= Ernest William Castine =

South Australian farmer and politician (1869–1955)

Ernest William Castine (26 November 1869 – 8 February 1955) was a pastoralist and politician in the State of South Australia.

==History==
Castine was born at "Prospect Cottage", Auburn, the son of Colonel John William Castine (member for Wooroora from 1884 to 1902) and Nannie Castine (née Barkla). He was educated at Riverton Public School and Prince Alfred College. For a time he ran a store in Auburn, then a 1,600 acres property "Penobscot" at Watervale and an 11,000 acres grazing property near Quorn. He was also managing director of Andamooka Pastoral Company running 11,000 sqmi and was partner with Sidney Kidman in Morney Plains Station in Queensland.

==Politics==
He was chairman of the Upper Wakefield District Council in 1932. He was selected by the Liberal and Country League to contest the 1933 Legislative Council election for the Midland district in 1933. He was successful and held the seat unopposed until 1947, when he was dis-endorsed by his Party in favor of D. P. Gordon.

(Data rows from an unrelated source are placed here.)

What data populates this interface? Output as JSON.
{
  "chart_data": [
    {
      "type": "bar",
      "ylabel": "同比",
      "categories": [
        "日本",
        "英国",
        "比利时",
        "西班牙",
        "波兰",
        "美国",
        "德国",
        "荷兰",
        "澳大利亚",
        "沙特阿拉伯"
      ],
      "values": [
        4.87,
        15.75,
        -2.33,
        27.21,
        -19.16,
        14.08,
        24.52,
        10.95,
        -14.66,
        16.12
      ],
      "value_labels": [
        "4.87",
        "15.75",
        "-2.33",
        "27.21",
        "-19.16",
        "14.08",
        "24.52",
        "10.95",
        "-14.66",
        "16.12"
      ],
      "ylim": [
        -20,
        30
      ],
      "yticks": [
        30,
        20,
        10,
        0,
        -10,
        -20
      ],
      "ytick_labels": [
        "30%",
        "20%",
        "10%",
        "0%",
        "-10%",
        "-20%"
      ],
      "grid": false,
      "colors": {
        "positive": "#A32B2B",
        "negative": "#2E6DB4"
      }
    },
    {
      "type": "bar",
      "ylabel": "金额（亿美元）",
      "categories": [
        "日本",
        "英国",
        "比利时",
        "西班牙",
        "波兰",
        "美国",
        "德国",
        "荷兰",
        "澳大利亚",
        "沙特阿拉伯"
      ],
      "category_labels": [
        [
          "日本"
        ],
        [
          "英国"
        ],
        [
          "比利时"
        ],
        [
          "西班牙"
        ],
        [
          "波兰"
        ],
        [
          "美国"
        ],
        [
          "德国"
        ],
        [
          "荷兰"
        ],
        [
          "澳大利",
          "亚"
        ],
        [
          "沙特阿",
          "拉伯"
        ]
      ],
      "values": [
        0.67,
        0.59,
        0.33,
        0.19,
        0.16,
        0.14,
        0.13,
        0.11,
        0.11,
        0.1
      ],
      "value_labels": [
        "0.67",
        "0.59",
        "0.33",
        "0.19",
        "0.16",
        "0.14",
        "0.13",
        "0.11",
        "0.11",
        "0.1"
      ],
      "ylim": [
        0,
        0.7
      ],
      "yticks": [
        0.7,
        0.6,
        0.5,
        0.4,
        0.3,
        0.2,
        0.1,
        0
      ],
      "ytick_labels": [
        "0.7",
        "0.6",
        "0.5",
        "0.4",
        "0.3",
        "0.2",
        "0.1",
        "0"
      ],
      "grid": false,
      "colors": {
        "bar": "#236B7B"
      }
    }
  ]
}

He nevertheless stood as an Independent, but was defeated at the polls.

==Other interests==
He was secretary of the Northern Agricultural Society, a member of the board of the Clare and District Hospital. He played cricket, golf and bowls, and was president of the Watervale Golf Club, and an active member of the Clare Bowling Club.

==Family==
On 22 April 1891 he married Selma Sobels (28 April 1902 – 28 June 1922) of "Springvale", Watervale.
They lived at "Penobscot" Watervale. He married again, to Miss Serena Amanda Castine Warren (his first cousin) around September 1923 in Rawmarsh, Yorkshire, England.